WHERE THE HECK DO I LIVE?
I had a niece that attended U..C. Berkeley a few years ago. Her and 5 others shared a 3-story, 3 bedroom house in Berkeley for (I think) about $5k - $6k a month.
I also find it interesting that priority is given to on Campus accomodations Seems exactly opposite to the standard and customary.
Anyway: Welcome to the real world.
LARRY HAWKINS III
I have room for rent in Marina, very close to CSUMB. Contact me asap! Before the end of August.
I attended college when Reagan was the governor and he had the universities increase enrollments by the thousands with no regard for providing on campus student housing.
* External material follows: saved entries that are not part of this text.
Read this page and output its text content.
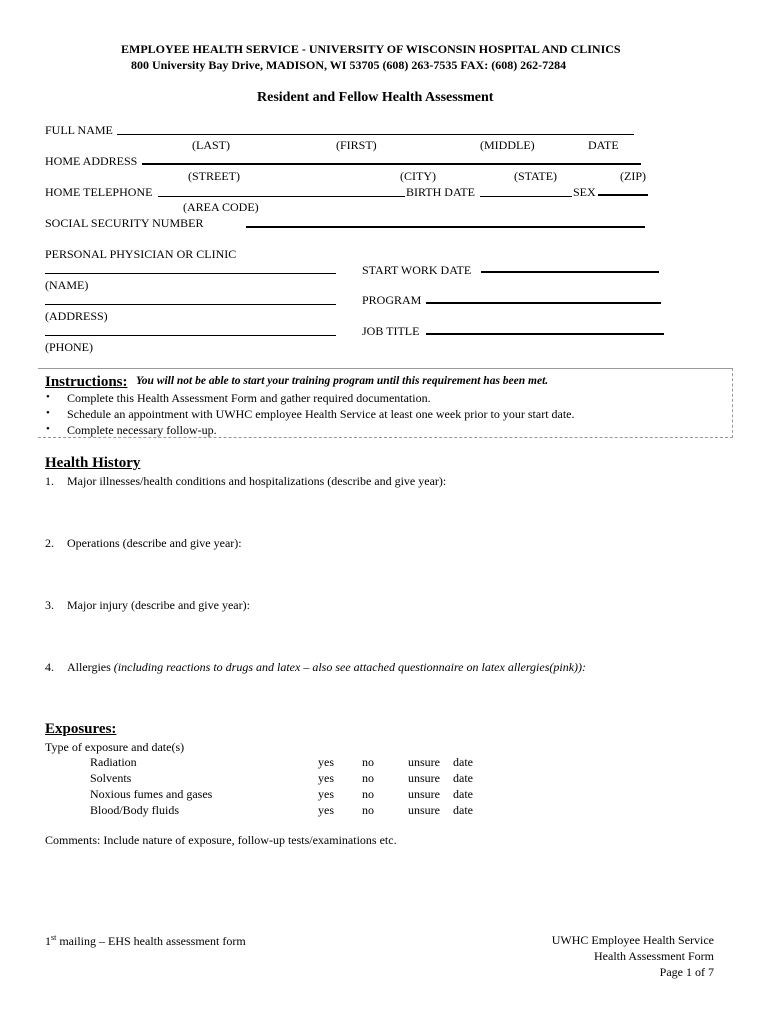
EMPLOYEE HEALTH SERVICE - UNIVERSITY OF WISCONSIN HOSPITAL AND CLINICS
800 University Bay Drive, MADISON, WI 53705 (608) 263-7535 FAX: (608) 262-7284
Resident and Fellow Health Assessment
FULL NAME
(LAST)	(FIRST)	(MIDDLE)	DATE
HOME ADDRESS
(STREET)	(CITY)	(STATE)	(ZIP)
HOME TELEPHONE	BIRTH DATE	SEX
(AREA CODE)
SOCIAL SECURITY NUMBER
PERSONAL PHYSICIAN OR CLINIC
(NAME)
(ADDRESS)
(PHONE)
START WORK DATE
PROGRAM
JOB TITLE
Instructions: You will not be able to start your training program until this requirement has been met.
• Complete this Health Assessment Form and gather required documentation.
• Schedule an appointment with UWHC employee Health Service at least one week prior to your start date.
• Complete necessary follow-up.
Health History
1. Major illnesses/health conditions and hospitalizations (describe and give year):
2. Operations (describe and give year):
3. Major injury (describe and give year):
4. Allergies (including reactions to drugs and latex – also see attached questionnaire on latex allergies(pink)):
Exposures:
Type of exposure and date(s)
Radiation	yes no	unsure date
Solvents	yes no	unsure date
Noxious fumes and gases	yes no	unsure date
Blood/Body fluids	yes no	unsure date
Comments: Include nature of exposure, follow-up tests/examinations etc.
1st mailing – EHS health assessment form	UWHC Employee Health Service
Health Assessment Form
Page 1 of 7
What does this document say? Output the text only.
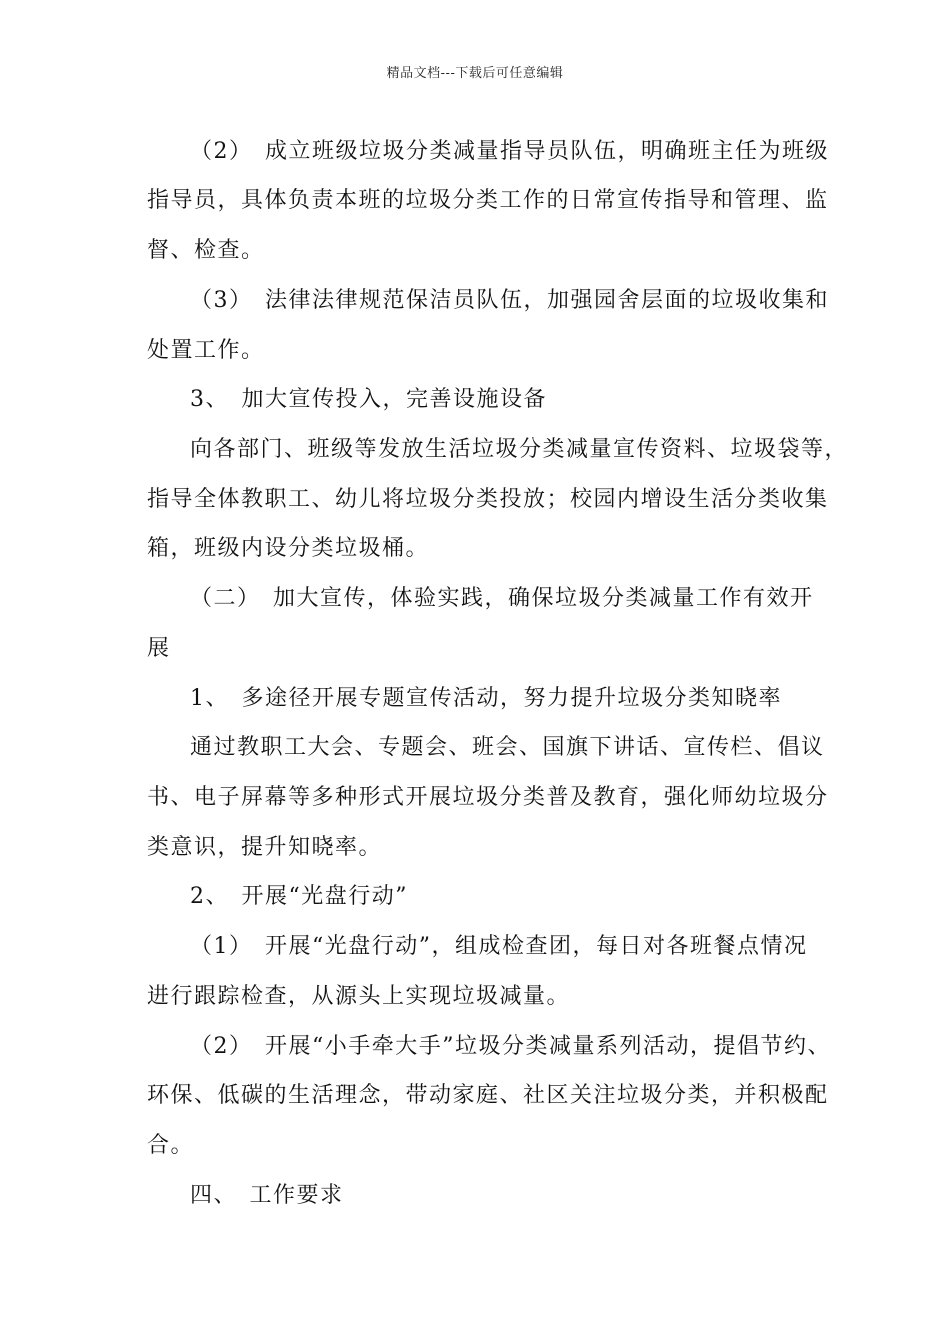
精品文档---下载后可任意编辑
（2）　成立班级垃圾分类减量指导员队伍，明确班主任为班级
指导员，具体负责本班的垃圾分类工作的日常宣传指导和管理、监
督、检查。
（3）　法律法律规范保洁员队伍，加强园舍层面的垃圾收集和
处置工作。
3、　加大宣传投入，完善设施设备
向各部门、班级等发放生活垃圾分类减量宣传资料、垃圾袋等，
指导全体教职工、幼儿将垃圾分类投放；校园内增设生活分类收集
箱，班级内设分类垃圾桶。
（二）　加大宣传，体验实践，确保垃圾分类减量工作有效开
展
1、　多途径开展专题宣传活动，努力提升垃圾分类知晓率
通过教职工大会、专题会、班会、国旗下讲话、宣传栏、倡议
书、电子屏幕等多种形式开展垃圾分类普及教育，强化师幼垃圾分
类意识，提升知晓率。
2、　开展“光盘行动”
（1）　开展“光盘行动”，组成检查团，每日对各班餐点情况
进行跟踪检查，从源头上实现垃圾减量。
（2）　开展“小手牵大手”垃圾分类减量系列活动，提倡节约、
环保、低碳的生活理念，带动家庭、社区关注垃圾分类，并积极配
合。
四、　工作要求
This resulted in hardships for the students (I spend a year in a junk yard in an abandoned shell of a trailer and another in an open carport and my health was severely damaged) and it creates problems for local workers and their families who cannot compete with multiple students who will pay $500 for a room in a house. There need to be rent controls in the communities and there needs to be leadership from Sacramento and the governor to add housing for students on college campuses. A side note is that colleges do not have to follow local zoning laws and can act with impunity which is something else that needs to change.